I recently purchased one and am trying to get it set up right. Currently the cavitation plate is 3 inches below the bottom of the boat and I'm hitting the rev limiter with a 10p aluminum prop. I'm ordering a jackplate today. Any recommendations on a prop? What kind of speeds are you getting? I'm running 22-23 with the current set up and 2 people


----------



## turbotodd (Jun 5, 2017)

I used to have one, but mine was a Tohatsu (same exact motor with different stickers). 22mph is the best I saw with the 2 of us in the boat. Was a little sluggish but it got us from point A to point B and back many times. Kind of a noisy little motor.


----------



## Thomas2151 (Jun 5, 2017)

Yea that may be all I ever get out of it. I was hoping to get a few mor mph when I got the motor picked up but if i don't it's fast enough for what I'm gonna do with it. Do you remember what prop you had on it?


----------



## turbotodd (Jun 8, 2017)

Thomas2151 said:


> Yea that may be all I ever get out of it. I was hoping to get a few mor mph when I got the motor picked up but if i don't it's fast enough for what I'm gonna do with it. Do you remember what prop you had on it?

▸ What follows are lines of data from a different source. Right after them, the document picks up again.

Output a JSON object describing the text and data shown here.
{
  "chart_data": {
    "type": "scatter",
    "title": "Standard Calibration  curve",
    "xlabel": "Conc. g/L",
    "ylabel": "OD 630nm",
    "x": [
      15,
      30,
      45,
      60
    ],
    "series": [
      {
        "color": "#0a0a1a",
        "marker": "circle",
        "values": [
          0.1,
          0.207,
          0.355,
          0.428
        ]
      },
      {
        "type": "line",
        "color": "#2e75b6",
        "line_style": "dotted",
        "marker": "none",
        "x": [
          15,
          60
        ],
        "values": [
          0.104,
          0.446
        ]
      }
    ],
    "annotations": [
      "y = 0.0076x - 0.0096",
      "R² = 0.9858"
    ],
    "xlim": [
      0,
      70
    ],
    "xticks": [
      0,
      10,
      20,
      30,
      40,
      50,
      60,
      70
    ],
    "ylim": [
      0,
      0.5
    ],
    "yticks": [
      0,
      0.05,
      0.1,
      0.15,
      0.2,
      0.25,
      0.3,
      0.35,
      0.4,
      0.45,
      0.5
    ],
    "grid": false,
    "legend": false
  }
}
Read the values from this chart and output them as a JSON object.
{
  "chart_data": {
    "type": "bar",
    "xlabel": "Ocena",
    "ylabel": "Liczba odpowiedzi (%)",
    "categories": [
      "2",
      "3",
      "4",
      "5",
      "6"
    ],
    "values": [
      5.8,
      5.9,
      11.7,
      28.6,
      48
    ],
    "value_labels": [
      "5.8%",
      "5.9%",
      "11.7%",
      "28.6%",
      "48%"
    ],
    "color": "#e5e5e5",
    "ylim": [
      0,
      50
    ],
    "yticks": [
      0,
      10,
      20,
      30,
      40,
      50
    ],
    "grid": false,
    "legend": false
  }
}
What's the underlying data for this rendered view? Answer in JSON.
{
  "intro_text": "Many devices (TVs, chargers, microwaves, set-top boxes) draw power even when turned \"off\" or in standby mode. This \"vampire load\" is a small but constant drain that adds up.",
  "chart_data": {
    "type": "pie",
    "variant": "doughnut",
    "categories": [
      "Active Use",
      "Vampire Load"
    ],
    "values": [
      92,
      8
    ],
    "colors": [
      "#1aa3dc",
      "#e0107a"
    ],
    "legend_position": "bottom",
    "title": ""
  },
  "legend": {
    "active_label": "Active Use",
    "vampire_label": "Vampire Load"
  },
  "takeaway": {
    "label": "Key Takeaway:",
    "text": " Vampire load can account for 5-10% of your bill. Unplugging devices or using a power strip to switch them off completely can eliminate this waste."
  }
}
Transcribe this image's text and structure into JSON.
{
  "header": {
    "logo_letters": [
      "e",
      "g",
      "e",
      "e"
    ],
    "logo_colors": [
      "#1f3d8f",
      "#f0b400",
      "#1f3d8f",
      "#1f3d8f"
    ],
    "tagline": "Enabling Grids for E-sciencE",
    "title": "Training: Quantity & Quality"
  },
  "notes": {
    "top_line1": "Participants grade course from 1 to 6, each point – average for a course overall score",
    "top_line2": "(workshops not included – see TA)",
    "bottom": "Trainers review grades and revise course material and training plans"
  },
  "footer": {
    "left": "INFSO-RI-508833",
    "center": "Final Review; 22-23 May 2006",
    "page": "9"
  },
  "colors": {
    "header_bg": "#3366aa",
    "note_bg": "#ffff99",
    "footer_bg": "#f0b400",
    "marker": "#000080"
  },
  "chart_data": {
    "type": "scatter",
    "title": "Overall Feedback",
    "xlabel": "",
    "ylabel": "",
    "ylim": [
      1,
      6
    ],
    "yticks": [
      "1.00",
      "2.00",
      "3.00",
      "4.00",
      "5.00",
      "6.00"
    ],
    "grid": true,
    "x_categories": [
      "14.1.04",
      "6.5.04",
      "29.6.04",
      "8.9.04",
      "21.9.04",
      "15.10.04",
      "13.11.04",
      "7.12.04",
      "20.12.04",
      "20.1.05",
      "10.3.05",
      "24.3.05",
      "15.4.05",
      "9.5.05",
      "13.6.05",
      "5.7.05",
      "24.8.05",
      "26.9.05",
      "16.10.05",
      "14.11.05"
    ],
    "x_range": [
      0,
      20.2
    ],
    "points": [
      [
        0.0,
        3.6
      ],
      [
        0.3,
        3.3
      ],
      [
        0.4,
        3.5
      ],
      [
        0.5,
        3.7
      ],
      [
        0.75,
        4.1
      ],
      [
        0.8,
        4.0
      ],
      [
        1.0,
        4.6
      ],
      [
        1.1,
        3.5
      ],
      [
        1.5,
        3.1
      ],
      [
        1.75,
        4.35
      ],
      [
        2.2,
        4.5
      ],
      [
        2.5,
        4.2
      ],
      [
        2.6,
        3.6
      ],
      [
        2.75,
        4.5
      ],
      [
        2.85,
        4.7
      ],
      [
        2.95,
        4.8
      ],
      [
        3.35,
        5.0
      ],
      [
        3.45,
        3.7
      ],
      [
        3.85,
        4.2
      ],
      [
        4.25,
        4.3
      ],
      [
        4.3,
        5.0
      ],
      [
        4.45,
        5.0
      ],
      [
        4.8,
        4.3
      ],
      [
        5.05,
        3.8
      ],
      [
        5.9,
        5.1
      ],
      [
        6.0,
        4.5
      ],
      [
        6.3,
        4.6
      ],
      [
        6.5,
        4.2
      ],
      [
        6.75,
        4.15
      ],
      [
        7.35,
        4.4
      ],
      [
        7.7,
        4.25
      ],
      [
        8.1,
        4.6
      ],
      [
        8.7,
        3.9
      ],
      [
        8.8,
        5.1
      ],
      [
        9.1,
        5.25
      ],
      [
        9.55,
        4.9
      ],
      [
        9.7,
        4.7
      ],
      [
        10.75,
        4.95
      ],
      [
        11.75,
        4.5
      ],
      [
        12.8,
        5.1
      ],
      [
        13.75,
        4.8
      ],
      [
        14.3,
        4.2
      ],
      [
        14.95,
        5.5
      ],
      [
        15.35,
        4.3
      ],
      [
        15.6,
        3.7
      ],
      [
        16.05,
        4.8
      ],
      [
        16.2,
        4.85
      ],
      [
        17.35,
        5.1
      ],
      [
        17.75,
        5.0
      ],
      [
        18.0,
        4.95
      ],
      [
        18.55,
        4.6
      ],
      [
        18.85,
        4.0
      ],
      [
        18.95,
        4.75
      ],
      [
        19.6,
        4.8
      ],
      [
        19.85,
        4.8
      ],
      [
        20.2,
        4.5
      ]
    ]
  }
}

9.25 x 10. Was at 6030 RPM, 22.6 mph is the absolute best I saw on non-moving water, and that was in the dead of winter (cool air=more power) and at 462 feet altitude. In normal fishing season weather (May-November), typically high 20mph area, 21 occasionally. 'Course running the river, when they were generating, I could get 30 out of it. Downriver of course.


----------



## xXOnyxXx (Jun 9, 2017)

Thomas2151 said:


> I recently purchased one and am trying to get it set up right. Currently the cavitation plate is 3 inches below the bottom of the boat and I'm hitting the rev limiter with a 10p aluminum prop. I'm ordering a jackplate today. Any recommendations on a prop? What kind of speeds are you getting? I'm running 22-23 with the current set up and 2 people




i run a 13.5 on my 25 .... yea its a 2 stroke but they prop out pretty close .. my boat is A 1648 .... i would go atleast with a 12 since your boat is .100 and welded .. what around 400lbs .. with a 12 ya should get around 26mph


----------



## turbotodd (Jun 9, 2017)

xXOnyxXx said:


> Thomas2151 said:
> 
> 
> > I recently purchased one and am trying to get it set up right. Currently the cavitation plate is 3 inches below the bottom of the boat and I'm hitting the rev limiter with a 10p aluminum prop. I'm ordering a jackplate today. Any recommendations on a prop? What kind of speeds are you getting? I'm running 22-23 with the current set up and 2 people
> ...




Could try it, but if the motor doesn't have enough power to pull it, it's just going to lug the engine more, lose the holeshot, and be more likely to make oil. In my experience, the stock 10" was the best all around, there was no business changing it since it was running 6030 RPM and the recommended max is 6100. That's pretty close. A 12", in my own opinion, would be way too much prop for that boat, especially if there's any load in it. I suspect the top RPM would b down around 5100-5200 RPM, with a real sluggish holeshot and mid range, potentially even slower top speed, but I have not tried to verify-and could be wrong.


----------